London's diners are experiencing a "golden age", with more restaurants launched in the capital over the past year than ever before, an industry guide said yesterday.

The latest edition of Harden's guide concludes that the restaurant revolution sparked in London a decade ago has reached its pinnacle, with London's eateries now rivalling their New York counterparts.

Peter Harden, a co-editor of the guide, said there had been a particularly strong rise in restaurants specialising in traditional British food. "Traditional British cooking is a favourite among openings, and it is part of a general variety in London which shows a maturity of the restaurant scene that perhaps we have not seen before. London has been playing catch-up in a lot of different kinds of cuisine, but now it's quite hard to see areas where it is weak," he said.
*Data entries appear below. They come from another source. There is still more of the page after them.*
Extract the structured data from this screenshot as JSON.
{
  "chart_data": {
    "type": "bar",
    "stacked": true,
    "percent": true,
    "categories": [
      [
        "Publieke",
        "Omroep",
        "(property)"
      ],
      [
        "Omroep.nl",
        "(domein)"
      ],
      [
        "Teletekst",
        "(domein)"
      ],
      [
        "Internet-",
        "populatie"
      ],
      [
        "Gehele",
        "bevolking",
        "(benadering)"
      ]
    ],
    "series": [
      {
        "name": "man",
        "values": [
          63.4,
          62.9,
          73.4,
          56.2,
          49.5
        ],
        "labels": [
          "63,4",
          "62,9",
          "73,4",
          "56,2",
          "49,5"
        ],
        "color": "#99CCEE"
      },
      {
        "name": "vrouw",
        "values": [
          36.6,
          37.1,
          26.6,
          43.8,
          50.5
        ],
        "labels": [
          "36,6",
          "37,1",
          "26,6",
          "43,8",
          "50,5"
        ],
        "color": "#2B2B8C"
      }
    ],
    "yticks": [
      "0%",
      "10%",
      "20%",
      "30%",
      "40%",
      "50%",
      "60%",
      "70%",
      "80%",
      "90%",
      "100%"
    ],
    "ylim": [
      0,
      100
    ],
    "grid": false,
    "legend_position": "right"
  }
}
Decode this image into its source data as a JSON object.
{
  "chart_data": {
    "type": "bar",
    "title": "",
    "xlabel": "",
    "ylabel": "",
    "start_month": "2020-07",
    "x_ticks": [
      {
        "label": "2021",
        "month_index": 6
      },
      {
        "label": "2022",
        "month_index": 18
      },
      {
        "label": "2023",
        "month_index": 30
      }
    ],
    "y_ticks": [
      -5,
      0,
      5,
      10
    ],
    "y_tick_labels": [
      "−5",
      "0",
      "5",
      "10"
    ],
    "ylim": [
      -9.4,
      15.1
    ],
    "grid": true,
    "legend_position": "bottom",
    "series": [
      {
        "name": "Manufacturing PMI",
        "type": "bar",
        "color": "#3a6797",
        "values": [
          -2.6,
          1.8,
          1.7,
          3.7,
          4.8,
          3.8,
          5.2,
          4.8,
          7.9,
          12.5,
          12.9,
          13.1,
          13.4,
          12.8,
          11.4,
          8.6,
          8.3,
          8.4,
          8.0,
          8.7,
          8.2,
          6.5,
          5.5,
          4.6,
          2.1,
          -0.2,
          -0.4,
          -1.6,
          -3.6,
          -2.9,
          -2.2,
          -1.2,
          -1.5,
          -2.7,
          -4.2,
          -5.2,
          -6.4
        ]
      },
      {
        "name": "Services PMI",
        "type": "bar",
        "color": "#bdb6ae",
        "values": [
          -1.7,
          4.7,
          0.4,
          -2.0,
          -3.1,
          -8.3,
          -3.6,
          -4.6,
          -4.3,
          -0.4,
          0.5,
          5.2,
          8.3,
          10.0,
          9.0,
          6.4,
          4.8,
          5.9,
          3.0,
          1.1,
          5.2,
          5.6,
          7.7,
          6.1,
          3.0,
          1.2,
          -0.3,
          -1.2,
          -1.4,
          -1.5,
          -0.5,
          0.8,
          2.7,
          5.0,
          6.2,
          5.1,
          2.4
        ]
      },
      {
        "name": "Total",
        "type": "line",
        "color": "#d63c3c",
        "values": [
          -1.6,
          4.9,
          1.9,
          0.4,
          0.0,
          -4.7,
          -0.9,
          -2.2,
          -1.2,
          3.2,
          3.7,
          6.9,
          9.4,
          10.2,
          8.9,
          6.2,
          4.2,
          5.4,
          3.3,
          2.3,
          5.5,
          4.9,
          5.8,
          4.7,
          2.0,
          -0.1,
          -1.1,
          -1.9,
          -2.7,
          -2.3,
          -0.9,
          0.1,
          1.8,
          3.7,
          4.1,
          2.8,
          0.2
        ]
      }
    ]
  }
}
But there is a sting in the tail for the industry as the rate of restaurants that are closing has sped up along with openings.

The latest guide recorded 158 openings in the capital in the past 12 months - 13 per cent higher than the 136 openings over the same period the previous year. The number broke through the former record of 142 restaurants which were launched in 2005.

Mr Harden said a culture of eating out among Londoners had helped to create a rising demand for good quality cooking. "This is a golden age for the London restaurant-goer, with the restaurant scene reaching a stage which would once have seemed inconceivable.

"It continues to evolve - generally for the good - faster than ever. We are now seeing new openings annually at about three times the rate of 15 years ago, just before London's restaurant revolution began," he said.

Meanwhile, the number of restaurants closing is up by a third, with 89 closures last year, including Bank Aldwych, which was reportedly sold for £3.5m, and the high profile Astor Bar and Grill in Soho.

Mr Harden said the relatively fast rate of closures could be seen as the "flip side of progress".

"As more exciting and better restaurants open their doors, there is obviously greater pressure on unsatisfactory concepts, and on tired restaurants which are moving towards the end of their days. But the good thing is that they are not closing as fast as they are opening up.

"There is a great deal more churn than there used to be, and the golden age always runs the risk that it might have reached its end," he added.

But he warned that the rate of closure was likely to rise before it abated. "Closures move on a five- to six-year cycle, and history suggests that, once established, a rising trend in closures will last at least two years. The coming year may, therefore, see restaurants shutting up on quite a scale, quite possibly exceeding the record number of 113 noted four years ago," he said.

A rising disposable income among twenty- and thirty-somethings in the capital, as well as the influx of high- quality chefs, have helped to drive up standards. But Mr Harden pointed out that the current difficulties in obtaining visas for international chefs was working against the industry.

Harden's London Restaurants, which was established in 1992, will be published on 28 August

New London restaurants

Bacchus

Fashionable Hoxton eaterie which specialises in adventurous molecular gastronomy in the style of El Bulli in Barcelona, which provided the inspiration for Heston Blumenthal's The Fat Duck in Berkshire.

L'Atelier de Joel Robuchon

A stone's throw from The Ivy in central London, this is billed as "so good it should be illegal" by Peter Harden. It serves bite-size cuisine on tasting plates and the focus is on 'luxury grazing'.

Rhodes W1 Restaurant

Gary Rhodes' latest venue in Marble Arch, in which he delivers "British classics in what may be his best restaurant to date," according to Harden. The chef is known for his innovative take on traditional home cooking, with dishes including faggots and Jaffa cake pudding.

La Petite Maison

The French Mayfair restaurant also makes a virtue out of grazing on bite-size portions and is described as fashioning itself as a piece of Nice in central London.

St Alban

Situated in the heart of Theatreland, Jeremy King and Christopher Corbin's eaterie is regarded by many as the latest high-profile media haunt with its Italianate cuisine a secondary feature to being seen with the "in" crowd.